I got the first surprise when I tested GNU Guile. It is really fast, as fast as C in many cases, when JIT is enabled. However, Emacs Lisp is not so fast, but it's OK for most use cases.
But two weeks ago, I got a surprise with Emacs Lisp. I was
implementing multi-column character support in Eat. I found an
efficient way implement this while not breaking existing code. But it
had one problem, as you might have already guessed, I needed to find
all multi-column and zero column (yes, there are some) characters in
the output. At first, I used a binary search-like algorithm using
string-width
, as I thought C code is fast. Not only it produced too
much garbage, it also didn't work for obvious reason. Understanding
the problem, I decided to use char-width
. After the initial
implementation, I thought it was going to make Eat much slow, since it
needs to check every character of the output string. But to my utter
surprise, it didn't slow down Eat more than 3-4%. So I happily
committed and published it.
Two days ago, learning from the previous incident, I thought to try replacing the regular expressions based output parser with a parses output one character at a time.
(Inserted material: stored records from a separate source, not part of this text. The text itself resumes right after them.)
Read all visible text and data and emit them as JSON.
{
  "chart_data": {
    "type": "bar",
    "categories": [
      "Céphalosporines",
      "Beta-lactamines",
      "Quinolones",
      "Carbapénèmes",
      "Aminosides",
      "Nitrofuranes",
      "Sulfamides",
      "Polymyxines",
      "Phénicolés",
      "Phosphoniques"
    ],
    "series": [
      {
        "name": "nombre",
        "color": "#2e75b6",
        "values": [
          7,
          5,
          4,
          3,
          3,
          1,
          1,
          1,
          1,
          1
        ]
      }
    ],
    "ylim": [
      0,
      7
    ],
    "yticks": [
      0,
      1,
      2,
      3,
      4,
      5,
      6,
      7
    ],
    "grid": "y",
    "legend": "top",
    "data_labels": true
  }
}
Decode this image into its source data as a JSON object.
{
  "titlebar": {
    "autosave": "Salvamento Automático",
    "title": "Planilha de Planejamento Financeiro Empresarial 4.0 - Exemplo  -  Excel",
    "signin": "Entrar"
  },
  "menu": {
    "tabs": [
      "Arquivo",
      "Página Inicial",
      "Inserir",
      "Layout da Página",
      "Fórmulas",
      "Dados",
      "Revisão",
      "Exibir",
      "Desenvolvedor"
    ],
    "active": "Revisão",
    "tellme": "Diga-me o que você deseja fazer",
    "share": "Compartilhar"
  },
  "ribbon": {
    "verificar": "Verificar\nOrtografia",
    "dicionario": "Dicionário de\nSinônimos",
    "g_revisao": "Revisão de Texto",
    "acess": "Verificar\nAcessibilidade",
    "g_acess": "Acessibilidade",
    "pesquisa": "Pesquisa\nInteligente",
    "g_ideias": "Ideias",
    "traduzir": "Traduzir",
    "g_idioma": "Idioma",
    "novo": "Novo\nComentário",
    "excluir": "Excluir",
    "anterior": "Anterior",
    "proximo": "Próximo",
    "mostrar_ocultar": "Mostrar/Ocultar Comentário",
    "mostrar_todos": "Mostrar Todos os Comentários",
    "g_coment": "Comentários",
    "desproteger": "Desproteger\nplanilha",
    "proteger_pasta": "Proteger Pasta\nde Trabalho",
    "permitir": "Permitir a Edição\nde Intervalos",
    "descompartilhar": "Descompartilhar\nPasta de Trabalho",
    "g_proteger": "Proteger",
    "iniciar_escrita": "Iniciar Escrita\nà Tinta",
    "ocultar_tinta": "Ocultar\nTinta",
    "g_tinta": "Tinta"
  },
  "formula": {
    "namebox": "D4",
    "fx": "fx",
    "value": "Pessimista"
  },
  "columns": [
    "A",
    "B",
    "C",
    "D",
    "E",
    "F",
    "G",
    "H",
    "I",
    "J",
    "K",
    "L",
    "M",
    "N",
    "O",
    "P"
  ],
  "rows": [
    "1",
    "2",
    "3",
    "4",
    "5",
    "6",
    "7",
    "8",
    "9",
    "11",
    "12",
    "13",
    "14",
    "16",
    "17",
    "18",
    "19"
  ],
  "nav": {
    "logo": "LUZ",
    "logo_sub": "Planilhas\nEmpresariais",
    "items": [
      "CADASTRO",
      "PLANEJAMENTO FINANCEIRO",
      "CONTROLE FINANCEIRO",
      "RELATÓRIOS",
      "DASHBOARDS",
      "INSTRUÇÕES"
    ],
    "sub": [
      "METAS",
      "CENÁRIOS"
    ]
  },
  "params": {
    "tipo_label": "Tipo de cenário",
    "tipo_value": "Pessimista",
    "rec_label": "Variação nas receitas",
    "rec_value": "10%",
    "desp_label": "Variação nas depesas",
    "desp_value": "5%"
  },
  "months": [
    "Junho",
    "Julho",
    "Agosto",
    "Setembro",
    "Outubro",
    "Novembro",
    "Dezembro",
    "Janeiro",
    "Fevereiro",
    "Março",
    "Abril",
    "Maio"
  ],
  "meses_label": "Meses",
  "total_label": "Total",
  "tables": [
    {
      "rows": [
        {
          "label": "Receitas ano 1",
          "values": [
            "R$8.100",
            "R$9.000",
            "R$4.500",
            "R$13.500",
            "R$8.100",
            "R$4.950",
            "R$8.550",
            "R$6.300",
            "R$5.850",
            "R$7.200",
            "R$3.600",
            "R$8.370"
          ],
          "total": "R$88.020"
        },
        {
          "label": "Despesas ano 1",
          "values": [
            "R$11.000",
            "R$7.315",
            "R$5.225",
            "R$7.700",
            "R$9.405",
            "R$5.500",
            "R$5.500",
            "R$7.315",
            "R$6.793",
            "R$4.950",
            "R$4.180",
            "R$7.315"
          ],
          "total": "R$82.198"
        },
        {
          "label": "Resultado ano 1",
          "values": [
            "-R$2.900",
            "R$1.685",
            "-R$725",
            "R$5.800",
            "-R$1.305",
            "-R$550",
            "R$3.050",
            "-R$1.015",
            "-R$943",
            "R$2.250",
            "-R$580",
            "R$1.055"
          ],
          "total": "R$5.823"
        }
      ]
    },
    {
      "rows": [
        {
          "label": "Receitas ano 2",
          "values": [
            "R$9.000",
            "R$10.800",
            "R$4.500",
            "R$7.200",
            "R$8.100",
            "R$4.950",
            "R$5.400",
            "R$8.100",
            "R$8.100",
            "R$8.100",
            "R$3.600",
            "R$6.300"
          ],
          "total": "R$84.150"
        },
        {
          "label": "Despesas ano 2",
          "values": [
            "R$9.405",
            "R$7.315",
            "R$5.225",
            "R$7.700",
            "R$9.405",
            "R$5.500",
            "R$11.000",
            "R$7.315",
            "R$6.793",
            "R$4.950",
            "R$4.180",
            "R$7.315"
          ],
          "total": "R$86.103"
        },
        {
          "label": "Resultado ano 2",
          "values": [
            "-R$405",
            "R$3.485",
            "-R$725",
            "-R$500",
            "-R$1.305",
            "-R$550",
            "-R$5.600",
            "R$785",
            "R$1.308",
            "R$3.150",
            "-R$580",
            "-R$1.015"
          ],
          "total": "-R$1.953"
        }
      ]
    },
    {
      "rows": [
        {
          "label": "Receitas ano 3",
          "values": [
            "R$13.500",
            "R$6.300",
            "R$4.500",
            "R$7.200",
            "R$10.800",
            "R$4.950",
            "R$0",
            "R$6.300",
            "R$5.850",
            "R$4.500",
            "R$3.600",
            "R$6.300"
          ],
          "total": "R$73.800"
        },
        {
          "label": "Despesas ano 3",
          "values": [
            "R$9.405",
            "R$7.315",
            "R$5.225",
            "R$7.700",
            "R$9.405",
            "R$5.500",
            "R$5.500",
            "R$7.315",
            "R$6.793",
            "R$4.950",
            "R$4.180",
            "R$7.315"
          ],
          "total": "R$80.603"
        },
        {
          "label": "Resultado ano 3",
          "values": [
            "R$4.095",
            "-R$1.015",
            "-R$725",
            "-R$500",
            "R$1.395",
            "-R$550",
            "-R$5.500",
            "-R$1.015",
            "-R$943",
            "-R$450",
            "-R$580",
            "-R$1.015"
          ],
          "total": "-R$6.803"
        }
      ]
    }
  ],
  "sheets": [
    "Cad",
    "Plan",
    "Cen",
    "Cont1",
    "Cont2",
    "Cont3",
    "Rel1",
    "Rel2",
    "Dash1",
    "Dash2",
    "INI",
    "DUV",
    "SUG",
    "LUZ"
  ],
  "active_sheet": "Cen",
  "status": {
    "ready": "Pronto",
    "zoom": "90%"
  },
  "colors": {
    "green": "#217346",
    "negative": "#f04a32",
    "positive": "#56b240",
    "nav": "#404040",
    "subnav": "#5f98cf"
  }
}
After implementing it, I tested it. But it was not measurably faster than the old code, so I decided to abandon the ready to commit change, out of the fear of breaking programs.
But today, I thought to give it another change. My browser was open when I tested back then. The browser usually takes up all my memory, slowing down everything on my 4 GB RAM computer. But this time the browser was not running. After testing, I found that it is actually about 5% faster when Eat is native-compiled, which was more than I expected. That means the Emacs Lisp based parser is faster than thea simple regular expression based parser, despite regular expressions are implemented in C. As a bonus, the change didn't make the code more complicated (I think it simplified the code instead). Being happy with it, I decided to commit and publish it.
So the conclusion is that Emacs Lisp can be faster than C when the code is efficient and optimized enough. So before you blame Emacs for your slow Emacs Lisp code, first check what you wrote!